Books: The Language Instinct

The Language Instinct: The New Science of Language and Mind

Oh, Steven Pinker. I do love you. It’s not just your easy going writing style, your lovely hair, or indeed your steadfast defence of the ever-evolving English language (although I am in two minds about BEV). It’s the way you get me to unwittingly learn about language and language history by easing me in with amusing anecdotes.

I loved you as soon as you told me about George Bernard Shaw’s alternative spelling of “fish”, which is “ghoti”. Brilliant.

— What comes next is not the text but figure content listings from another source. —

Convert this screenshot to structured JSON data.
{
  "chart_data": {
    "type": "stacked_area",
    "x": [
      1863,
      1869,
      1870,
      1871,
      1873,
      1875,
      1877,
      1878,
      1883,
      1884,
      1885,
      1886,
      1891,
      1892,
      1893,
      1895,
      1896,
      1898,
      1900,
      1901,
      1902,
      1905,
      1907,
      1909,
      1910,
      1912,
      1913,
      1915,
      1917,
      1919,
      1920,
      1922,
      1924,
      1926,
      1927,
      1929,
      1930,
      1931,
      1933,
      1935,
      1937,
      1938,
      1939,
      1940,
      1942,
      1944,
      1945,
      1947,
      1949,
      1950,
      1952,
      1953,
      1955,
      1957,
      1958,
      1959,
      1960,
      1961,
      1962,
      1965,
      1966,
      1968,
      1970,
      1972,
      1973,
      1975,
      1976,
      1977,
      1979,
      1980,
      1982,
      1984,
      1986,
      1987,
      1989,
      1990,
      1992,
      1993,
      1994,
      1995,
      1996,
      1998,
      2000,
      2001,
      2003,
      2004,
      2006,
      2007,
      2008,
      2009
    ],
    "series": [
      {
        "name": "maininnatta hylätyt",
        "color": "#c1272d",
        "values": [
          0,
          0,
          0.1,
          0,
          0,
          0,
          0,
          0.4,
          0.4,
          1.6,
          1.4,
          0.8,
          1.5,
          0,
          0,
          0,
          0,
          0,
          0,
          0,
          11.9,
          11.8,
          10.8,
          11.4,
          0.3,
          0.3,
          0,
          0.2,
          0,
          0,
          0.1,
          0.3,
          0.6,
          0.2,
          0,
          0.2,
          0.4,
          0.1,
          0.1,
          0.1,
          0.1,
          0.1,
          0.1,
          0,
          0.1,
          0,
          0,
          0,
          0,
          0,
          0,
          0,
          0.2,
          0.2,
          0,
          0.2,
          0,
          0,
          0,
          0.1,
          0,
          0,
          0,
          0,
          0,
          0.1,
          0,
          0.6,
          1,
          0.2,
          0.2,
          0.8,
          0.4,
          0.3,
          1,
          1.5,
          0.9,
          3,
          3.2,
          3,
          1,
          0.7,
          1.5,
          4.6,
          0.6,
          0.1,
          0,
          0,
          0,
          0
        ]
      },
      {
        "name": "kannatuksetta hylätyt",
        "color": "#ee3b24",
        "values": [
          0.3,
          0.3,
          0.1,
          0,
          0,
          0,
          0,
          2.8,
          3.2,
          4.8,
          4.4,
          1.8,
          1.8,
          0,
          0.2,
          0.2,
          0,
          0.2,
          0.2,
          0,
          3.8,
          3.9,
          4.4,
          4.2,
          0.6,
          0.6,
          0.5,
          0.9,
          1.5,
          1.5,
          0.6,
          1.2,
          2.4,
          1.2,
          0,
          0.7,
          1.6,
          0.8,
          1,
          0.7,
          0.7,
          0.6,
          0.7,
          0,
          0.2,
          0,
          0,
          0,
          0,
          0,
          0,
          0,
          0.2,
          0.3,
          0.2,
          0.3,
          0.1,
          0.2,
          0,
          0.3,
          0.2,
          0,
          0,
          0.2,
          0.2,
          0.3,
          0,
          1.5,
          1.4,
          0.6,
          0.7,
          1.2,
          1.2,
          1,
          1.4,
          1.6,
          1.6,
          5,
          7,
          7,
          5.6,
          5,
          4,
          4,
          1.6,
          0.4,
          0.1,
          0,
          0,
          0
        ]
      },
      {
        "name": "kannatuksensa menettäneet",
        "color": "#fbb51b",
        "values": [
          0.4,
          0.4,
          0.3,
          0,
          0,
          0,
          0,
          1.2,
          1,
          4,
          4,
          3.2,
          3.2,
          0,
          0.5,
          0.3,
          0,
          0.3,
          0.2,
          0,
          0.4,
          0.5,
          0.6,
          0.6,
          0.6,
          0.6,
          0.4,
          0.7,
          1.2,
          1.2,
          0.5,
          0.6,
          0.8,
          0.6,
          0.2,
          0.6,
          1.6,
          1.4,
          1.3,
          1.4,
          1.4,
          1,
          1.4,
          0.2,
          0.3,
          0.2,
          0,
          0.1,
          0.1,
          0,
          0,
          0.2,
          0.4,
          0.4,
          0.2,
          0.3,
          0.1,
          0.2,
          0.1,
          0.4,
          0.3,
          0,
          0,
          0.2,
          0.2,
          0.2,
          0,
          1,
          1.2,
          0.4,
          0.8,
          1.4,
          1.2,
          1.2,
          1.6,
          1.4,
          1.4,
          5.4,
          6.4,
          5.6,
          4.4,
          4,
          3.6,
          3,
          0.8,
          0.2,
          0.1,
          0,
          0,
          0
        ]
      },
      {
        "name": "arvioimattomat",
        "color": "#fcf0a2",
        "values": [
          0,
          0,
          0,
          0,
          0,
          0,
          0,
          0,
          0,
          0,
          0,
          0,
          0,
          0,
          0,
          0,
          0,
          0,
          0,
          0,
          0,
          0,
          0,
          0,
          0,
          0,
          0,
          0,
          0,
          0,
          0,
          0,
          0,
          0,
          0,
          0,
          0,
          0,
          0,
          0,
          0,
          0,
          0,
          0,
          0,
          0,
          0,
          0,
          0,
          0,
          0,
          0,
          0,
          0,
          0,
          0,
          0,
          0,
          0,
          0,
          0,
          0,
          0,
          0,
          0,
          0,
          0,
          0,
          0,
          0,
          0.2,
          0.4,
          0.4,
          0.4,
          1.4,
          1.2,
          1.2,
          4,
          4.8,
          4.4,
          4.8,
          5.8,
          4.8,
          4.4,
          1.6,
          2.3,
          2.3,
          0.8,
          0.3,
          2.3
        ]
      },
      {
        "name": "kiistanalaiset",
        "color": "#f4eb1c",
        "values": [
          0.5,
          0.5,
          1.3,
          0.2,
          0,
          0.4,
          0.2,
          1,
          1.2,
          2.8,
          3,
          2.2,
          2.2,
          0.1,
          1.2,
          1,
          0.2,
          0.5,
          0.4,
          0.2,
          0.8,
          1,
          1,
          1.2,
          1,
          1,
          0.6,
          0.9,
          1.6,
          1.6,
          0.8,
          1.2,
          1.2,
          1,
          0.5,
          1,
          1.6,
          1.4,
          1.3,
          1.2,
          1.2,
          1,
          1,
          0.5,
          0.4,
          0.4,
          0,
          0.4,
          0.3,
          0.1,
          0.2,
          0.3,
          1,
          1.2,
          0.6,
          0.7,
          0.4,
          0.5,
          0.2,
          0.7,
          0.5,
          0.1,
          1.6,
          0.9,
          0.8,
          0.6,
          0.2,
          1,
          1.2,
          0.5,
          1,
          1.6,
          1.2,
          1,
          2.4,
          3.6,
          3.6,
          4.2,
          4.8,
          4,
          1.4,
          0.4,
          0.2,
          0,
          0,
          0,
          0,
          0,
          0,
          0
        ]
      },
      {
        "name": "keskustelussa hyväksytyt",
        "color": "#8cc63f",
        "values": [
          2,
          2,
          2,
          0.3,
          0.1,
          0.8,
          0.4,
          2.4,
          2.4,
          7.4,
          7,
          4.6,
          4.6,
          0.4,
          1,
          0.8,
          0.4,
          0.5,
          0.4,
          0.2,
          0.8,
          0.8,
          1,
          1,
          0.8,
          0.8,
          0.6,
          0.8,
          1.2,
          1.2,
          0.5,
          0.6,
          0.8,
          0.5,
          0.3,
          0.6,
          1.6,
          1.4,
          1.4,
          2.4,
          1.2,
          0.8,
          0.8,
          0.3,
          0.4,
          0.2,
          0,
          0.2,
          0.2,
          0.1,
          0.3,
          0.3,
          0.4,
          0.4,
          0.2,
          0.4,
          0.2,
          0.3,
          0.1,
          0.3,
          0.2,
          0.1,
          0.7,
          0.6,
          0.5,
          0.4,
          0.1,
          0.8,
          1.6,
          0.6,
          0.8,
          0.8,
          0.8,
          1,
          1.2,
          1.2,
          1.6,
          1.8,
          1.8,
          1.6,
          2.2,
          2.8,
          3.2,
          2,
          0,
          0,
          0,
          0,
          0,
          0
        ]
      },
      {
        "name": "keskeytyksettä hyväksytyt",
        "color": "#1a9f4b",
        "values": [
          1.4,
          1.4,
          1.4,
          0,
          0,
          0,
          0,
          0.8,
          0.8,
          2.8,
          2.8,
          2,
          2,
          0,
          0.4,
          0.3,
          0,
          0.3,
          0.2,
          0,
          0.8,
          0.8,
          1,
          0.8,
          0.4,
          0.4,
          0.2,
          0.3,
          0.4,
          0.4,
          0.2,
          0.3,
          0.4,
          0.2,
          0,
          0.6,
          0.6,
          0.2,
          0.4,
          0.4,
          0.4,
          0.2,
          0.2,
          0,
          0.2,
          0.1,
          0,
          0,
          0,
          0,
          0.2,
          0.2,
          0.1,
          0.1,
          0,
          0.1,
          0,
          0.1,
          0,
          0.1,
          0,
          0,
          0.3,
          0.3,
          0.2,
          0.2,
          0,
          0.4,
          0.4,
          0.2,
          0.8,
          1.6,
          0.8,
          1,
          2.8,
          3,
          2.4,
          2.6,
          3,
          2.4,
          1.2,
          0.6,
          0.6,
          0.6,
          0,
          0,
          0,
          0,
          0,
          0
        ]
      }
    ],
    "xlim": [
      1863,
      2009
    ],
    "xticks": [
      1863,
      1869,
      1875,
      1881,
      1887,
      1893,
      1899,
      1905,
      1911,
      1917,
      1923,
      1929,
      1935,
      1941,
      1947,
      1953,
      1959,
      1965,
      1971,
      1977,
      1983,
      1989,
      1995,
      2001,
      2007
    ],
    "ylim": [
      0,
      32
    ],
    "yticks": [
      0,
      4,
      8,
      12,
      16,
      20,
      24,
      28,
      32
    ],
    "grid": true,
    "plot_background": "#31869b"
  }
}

Language is a weird and wonderful thing. Let’s face it: it is one of the major things that sets us apart from all other animals. No other animals can communicate so expressively. Yes, parrots can learn some human phrases, but they are merely (haha) parroting. Some experimental studies have been done to teach chimps, gorillas and bonobos signing, but it is crude at best – the sentence structure achieved was worse than basic, and subjects became very fixated on one or two topics. And, contrary to popular belief, they did NOT learn any ASL. They just pointed at stuff.

Pinker takes us on a wild, round-trip on the complexities of language development. Whilst some aspects are very dry (Pinker seems to adore lists and flow diagrams), this book is, in the most part, enjoyable, humorous and interesting. I did finish up with a slight sense of dissatisfaction (I can’t say the book told me anything groundbreaking) but I did have a good chuckle reading it. One mild frustration was Pinker’s tendency to mention a really interesting topic, and then move on, without really elucidating. For example, he briefly mention anomia. And then..? I would have appreciated more information about an inability to pin down nouns! I love neurological phenomena, and it was positively cruel of Pinker to wave them just out of my reach.

All that said, I have dogeared my copy with all my favourite passages. Most of them don’t actually teach much, but did raise a smirk. Especially the discussion of characteristic sound patterns of different languages, produced by selective phoneme inventories. Let’s face it: we’ve ALL done the piss take accent.